BDCamões DependencyBank (Part I)
Handle: | https://hdl.handle.net/21.11129/0000-000D-F8AA-C (persistent URL to this page) |
---|
BDCamões Corpus - Collection of Portuguese Literary Documents from the Digital Library of Camões I.P., is a collection of literary documents written in Portuguese, in plain text .txt format, with close to 4 million words from over 200 complete documents from 83 authors in 14 genres, covering a time span from the 15th to the 21st century, and adhering to different orthographic conventions. This set of characteristics makes of BDCamões an invaluable resource for research in Language Science and Technology, and in Digital Humanities.

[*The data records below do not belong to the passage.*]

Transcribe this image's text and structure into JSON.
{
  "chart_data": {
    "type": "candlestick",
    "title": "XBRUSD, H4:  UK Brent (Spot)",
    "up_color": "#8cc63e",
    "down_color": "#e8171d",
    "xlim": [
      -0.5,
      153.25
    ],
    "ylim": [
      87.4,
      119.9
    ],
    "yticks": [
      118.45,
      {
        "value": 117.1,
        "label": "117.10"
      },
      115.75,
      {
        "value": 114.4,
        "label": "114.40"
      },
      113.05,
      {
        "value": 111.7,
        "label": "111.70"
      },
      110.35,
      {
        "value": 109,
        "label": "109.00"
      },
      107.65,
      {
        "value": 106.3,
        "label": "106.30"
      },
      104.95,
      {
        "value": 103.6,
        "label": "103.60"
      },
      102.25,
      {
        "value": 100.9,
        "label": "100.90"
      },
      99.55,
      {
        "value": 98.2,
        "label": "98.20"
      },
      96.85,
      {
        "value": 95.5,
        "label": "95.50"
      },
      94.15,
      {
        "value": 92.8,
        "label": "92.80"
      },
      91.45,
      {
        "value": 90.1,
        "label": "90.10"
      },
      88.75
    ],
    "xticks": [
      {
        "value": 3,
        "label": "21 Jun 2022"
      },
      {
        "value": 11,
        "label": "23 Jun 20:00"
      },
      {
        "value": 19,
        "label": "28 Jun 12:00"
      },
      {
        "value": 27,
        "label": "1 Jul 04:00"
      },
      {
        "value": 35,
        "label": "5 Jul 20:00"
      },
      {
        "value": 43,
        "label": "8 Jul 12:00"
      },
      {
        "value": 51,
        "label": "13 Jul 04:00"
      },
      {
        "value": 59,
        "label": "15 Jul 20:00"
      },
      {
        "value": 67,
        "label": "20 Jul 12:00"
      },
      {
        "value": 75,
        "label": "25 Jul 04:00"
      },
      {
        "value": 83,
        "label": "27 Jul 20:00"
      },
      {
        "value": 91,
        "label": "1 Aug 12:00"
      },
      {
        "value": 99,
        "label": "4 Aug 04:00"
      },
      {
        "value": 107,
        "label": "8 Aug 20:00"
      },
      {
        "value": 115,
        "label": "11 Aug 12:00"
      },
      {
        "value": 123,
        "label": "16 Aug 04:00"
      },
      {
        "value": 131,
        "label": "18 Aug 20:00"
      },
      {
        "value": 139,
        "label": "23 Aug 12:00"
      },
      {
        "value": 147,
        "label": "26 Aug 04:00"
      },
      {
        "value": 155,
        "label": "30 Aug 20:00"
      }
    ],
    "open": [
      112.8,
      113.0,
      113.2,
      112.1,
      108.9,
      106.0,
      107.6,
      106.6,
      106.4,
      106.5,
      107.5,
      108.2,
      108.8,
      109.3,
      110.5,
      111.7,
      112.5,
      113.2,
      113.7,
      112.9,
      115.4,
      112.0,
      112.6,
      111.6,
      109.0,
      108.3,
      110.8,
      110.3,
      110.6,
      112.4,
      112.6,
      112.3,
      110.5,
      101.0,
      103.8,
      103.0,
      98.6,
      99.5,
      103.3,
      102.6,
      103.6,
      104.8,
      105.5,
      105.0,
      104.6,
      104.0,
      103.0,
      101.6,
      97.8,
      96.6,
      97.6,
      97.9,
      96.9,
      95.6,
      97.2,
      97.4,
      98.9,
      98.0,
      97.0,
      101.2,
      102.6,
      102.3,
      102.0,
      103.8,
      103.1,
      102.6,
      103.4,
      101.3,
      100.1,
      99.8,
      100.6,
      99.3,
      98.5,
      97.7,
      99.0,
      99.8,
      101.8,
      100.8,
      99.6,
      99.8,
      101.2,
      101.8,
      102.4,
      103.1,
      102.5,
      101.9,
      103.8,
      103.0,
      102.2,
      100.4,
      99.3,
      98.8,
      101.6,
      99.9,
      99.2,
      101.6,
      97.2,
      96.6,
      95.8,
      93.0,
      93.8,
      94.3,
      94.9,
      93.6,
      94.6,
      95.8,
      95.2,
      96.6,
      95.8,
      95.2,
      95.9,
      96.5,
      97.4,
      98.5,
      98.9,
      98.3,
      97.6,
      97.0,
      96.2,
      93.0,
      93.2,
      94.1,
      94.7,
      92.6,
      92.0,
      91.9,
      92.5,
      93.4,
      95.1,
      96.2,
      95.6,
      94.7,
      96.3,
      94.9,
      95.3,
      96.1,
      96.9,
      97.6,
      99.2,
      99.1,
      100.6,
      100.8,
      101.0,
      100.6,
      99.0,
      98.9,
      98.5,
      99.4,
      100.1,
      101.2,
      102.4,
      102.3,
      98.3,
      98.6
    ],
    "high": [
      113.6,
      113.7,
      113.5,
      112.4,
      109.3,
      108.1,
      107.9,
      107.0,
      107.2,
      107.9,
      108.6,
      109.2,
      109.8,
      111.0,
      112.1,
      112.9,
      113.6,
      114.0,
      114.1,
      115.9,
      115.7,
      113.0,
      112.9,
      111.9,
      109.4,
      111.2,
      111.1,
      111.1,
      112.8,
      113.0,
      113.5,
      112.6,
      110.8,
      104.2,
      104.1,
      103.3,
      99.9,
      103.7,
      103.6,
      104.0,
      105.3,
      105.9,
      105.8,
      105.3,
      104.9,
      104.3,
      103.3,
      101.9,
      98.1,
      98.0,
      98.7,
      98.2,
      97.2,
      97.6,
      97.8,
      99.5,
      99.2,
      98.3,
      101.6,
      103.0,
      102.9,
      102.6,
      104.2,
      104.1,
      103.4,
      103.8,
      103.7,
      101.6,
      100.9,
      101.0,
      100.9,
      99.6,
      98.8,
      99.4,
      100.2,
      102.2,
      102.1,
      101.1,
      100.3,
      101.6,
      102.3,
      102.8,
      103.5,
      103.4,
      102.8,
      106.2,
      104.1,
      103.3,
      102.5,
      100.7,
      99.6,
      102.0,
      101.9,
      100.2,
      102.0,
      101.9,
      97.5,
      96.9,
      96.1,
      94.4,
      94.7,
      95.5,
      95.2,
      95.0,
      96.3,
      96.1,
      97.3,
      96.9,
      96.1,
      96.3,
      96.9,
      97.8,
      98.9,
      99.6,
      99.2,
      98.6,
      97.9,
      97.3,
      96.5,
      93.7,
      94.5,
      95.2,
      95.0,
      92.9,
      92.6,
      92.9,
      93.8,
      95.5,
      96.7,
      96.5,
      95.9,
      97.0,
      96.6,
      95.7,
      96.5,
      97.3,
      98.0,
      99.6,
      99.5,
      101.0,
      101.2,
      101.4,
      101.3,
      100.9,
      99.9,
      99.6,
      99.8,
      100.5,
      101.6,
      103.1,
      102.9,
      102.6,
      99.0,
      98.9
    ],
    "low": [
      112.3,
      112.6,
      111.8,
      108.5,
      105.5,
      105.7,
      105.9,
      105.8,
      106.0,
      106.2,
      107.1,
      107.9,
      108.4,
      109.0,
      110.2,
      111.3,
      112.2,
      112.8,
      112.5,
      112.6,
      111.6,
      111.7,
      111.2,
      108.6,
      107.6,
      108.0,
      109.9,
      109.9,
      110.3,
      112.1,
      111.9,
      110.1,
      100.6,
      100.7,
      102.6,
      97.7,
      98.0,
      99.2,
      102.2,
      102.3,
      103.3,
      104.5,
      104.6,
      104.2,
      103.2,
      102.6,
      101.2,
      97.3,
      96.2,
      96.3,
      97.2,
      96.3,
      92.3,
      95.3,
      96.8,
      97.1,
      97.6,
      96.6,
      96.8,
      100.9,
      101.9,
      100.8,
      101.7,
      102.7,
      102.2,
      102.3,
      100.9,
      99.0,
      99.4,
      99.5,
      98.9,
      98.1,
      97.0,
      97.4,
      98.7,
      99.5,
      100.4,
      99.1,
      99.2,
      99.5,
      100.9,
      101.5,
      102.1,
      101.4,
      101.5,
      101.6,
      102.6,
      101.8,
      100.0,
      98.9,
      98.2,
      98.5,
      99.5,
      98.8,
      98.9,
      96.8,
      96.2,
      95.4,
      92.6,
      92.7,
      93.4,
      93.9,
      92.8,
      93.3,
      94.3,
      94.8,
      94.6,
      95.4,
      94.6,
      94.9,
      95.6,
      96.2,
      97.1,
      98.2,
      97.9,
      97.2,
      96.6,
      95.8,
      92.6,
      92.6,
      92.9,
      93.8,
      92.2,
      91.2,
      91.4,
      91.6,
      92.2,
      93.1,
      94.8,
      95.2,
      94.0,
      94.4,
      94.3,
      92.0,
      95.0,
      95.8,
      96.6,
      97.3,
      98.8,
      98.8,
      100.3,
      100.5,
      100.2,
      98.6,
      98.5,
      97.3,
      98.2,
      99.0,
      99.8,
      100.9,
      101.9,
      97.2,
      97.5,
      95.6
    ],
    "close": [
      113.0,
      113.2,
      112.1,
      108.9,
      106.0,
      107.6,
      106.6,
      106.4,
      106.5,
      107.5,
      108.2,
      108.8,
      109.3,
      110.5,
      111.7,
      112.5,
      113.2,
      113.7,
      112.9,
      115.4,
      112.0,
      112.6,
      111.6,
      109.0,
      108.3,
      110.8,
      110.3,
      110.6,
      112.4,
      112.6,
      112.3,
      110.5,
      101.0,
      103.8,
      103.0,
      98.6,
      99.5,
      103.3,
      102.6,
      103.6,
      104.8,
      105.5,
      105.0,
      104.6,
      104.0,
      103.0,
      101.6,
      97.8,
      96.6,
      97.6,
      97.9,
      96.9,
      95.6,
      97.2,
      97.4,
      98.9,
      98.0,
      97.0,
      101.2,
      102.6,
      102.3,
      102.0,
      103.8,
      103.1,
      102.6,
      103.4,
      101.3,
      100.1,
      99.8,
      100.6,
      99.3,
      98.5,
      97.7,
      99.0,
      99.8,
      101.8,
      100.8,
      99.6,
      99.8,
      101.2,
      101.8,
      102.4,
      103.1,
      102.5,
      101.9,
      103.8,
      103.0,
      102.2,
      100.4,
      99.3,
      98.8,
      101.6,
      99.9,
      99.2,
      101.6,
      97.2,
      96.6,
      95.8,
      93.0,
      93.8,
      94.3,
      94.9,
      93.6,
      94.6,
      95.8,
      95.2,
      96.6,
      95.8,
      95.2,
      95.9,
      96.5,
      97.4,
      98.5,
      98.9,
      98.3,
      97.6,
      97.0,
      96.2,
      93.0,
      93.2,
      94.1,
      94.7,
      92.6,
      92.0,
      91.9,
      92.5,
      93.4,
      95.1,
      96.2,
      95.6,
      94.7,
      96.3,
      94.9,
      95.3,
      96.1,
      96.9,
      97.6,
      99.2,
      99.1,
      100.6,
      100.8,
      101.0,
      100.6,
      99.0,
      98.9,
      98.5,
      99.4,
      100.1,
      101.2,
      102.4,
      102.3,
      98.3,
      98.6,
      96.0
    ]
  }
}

All Modern Portuguese documents, or which are older but whose edition has been transcribed into that orthographic norm, have been automatically parsed with state-of-the-art language processing tools for Portuguese (Branco and Silva, 2006), and thus annotated with linguistic information that follows from the design of these tools and that can be found in detail in their guidelines and documentation (Branco et al., 2015).
The resulting linguistic annotation comprises part-of-speech tags (e.g. PREP, ADV, etc.), morphology (lemmas for words from the open categories; gender and number for words from nominal categories; tense, aspect, person and number for verbs), named entities (in BIO notation), syntactic analysis in terms of graphs of grammatical dependencies (e.g. SJ, OBL, M, etc.), and semantic analysis in terms of semantic roles (e.g. ARG1, ARG2, LOC, etc.). A second version of the dependency graphs was obtained by converting them to the so called Universal Dependencies (de Marneffe et al., 2014).
BDCamões DependencyBank is distributed in two parts. Part I is distributed with license CC-BY, and Part II with license MS NC-NoReD-ND 2.0.
This Part I consists of 114 complete documents, comprising over 3.4 million tokens.